Heute möchten wir gerne glauben, dass die Gleichstellung zwischen Mann und Frau erreicht sei. Wir freuen uns, wenn der Vizekanzler einen Papamonat für alle fordert oder ein Reißverschlussprinzip für jeden zweiten Platz auf einer Wahlliste eine Frau vorsieht. Doch viele dieser Vorschläge bleiben symbolische Absichtserklärungen und unverbindliche Empfehlungen. Ernsthafte Frauenpolitik geht anders. Obwohl heute 68 Frauen im Nationalrat sitzen: Wenn es um die wirklich lukrativen Jobs mit Macht geht, zeigt sich männliche Solidarität. Vier NationalbankPosten wurden gerecht unter den Regierungsparteien aufgeteilt, nicht aber zwischen den Geschlechtern. Unter den Generalsekretären der Bundesministerien findet sich nur eine Frau.

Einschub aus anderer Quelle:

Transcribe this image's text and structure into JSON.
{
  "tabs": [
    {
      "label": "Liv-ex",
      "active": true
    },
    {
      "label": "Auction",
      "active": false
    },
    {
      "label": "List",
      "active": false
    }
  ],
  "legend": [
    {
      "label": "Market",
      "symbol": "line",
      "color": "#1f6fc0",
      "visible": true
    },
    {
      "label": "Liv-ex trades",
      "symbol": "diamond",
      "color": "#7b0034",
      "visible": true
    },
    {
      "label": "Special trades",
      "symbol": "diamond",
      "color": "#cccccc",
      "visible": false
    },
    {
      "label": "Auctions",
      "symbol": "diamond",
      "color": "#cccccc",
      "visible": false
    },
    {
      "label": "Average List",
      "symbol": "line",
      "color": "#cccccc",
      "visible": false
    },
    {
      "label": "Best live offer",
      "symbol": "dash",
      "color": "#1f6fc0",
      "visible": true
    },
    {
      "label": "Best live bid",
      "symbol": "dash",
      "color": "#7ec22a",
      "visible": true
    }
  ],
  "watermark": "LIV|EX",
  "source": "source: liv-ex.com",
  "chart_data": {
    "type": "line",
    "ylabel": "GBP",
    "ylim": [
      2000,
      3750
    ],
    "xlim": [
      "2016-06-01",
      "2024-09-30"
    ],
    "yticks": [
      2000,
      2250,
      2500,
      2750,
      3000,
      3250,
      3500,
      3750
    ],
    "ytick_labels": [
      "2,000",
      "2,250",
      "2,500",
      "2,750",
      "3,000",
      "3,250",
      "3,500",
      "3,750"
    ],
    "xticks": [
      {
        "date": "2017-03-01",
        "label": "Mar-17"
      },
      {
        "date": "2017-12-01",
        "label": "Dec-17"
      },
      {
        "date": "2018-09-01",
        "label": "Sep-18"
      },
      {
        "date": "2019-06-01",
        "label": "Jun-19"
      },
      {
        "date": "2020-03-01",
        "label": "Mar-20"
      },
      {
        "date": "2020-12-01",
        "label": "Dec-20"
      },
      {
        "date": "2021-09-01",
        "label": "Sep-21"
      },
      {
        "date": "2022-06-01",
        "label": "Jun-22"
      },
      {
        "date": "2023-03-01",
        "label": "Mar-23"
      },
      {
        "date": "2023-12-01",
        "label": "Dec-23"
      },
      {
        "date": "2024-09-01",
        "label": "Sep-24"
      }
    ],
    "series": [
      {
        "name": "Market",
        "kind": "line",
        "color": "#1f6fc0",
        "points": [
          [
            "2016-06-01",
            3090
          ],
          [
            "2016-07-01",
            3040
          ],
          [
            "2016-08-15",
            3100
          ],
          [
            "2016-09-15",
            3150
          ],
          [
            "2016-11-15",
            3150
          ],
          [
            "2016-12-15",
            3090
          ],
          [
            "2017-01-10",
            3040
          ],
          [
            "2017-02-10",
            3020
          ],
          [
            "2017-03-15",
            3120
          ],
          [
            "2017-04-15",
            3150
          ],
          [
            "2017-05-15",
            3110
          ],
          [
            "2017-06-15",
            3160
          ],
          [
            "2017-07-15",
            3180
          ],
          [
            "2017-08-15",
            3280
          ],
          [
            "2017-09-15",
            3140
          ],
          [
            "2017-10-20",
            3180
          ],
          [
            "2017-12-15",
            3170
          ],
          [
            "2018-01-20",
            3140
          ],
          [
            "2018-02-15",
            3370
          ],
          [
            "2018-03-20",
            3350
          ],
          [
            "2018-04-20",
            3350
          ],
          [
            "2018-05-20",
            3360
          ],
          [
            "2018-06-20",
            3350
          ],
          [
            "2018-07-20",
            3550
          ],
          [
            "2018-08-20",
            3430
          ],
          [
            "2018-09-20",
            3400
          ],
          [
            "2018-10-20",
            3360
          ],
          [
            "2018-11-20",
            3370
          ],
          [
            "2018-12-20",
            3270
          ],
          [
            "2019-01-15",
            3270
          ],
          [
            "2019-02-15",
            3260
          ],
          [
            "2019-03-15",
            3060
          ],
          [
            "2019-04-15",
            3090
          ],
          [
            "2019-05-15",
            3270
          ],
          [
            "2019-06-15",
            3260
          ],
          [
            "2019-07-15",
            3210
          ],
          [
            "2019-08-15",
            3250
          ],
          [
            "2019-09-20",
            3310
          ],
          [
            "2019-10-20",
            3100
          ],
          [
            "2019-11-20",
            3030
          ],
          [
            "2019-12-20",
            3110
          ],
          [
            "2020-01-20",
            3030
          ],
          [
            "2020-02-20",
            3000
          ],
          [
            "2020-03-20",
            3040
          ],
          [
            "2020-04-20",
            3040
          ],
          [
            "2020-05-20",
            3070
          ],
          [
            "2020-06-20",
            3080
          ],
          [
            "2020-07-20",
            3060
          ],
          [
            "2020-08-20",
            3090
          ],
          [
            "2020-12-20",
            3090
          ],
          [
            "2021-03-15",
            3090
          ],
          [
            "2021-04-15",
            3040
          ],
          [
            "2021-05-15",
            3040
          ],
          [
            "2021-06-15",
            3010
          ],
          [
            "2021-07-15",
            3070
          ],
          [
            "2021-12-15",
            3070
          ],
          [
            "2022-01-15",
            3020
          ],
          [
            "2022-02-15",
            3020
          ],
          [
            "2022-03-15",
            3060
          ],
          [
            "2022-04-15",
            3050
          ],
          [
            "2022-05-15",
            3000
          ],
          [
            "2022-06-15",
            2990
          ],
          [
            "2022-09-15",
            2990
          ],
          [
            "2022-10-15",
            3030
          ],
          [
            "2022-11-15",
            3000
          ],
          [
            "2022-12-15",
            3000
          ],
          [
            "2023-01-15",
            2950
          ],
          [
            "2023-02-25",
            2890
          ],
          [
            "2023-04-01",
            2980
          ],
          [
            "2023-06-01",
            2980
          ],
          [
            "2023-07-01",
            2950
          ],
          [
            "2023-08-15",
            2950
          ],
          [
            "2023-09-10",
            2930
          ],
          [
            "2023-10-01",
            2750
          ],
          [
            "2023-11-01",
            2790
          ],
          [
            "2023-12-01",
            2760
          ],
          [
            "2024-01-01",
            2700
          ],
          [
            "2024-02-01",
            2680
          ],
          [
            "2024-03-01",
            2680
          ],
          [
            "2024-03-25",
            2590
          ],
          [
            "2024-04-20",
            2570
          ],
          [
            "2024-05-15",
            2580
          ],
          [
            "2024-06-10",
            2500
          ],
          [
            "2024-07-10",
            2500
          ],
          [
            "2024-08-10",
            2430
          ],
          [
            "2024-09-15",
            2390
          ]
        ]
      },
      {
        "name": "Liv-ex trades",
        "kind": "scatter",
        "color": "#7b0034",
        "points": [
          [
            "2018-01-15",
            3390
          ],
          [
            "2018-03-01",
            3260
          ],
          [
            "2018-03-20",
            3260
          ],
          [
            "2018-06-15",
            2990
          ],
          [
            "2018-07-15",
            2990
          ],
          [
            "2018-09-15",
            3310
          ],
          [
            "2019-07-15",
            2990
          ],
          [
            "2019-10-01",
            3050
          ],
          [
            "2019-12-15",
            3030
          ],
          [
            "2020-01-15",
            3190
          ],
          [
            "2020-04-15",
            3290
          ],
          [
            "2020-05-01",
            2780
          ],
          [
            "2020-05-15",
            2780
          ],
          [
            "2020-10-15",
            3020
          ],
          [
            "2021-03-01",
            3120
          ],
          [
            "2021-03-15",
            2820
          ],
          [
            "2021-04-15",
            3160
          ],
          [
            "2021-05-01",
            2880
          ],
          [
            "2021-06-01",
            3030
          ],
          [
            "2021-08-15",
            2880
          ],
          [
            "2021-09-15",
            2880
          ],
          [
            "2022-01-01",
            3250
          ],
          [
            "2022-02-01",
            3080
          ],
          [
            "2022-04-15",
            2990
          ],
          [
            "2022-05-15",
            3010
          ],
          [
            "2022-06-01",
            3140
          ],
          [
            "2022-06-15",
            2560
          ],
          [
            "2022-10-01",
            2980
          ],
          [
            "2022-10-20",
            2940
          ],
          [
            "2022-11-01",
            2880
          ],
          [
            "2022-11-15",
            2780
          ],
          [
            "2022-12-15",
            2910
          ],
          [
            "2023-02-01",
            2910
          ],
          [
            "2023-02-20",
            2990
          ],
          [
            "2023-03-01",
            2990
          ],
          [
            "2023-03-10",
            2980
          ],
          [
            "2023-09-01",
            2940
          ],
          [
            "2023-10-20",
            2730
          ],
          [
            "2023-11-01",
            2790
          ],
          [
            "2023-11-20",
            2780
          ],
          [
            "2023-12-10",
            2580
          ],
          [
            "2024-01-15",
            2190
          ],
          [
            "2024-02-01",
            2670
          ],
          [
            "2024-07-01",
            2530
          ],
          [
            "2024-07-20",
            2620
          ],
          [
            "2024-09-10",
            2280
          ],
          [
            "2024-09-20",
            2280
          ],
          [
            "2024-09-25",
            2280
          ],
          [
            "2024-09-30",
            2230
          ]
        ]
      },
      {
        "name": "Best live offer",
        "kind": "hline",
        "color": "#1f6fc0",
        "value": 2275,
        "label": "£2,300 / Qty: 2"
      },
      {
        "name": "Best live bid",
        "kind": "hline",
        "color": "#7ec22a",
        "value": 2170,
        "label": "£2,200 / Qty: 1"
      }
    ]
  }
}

Eine Princeton-Studie errechnete einen Lohnverlust von 51 Prozent für österreichische Frauen zehn Jahre nach der Geburt eines Kindes. Die Ursache orten Experten in der konservativen gesellschaftlichen Haltung. Daher würde eine ausgebaute Kinderbetreuung nichts an den Nachteilen für Mütter ändern. Eine öffentliche politische Diskussion löste dieser Befund nicht aus.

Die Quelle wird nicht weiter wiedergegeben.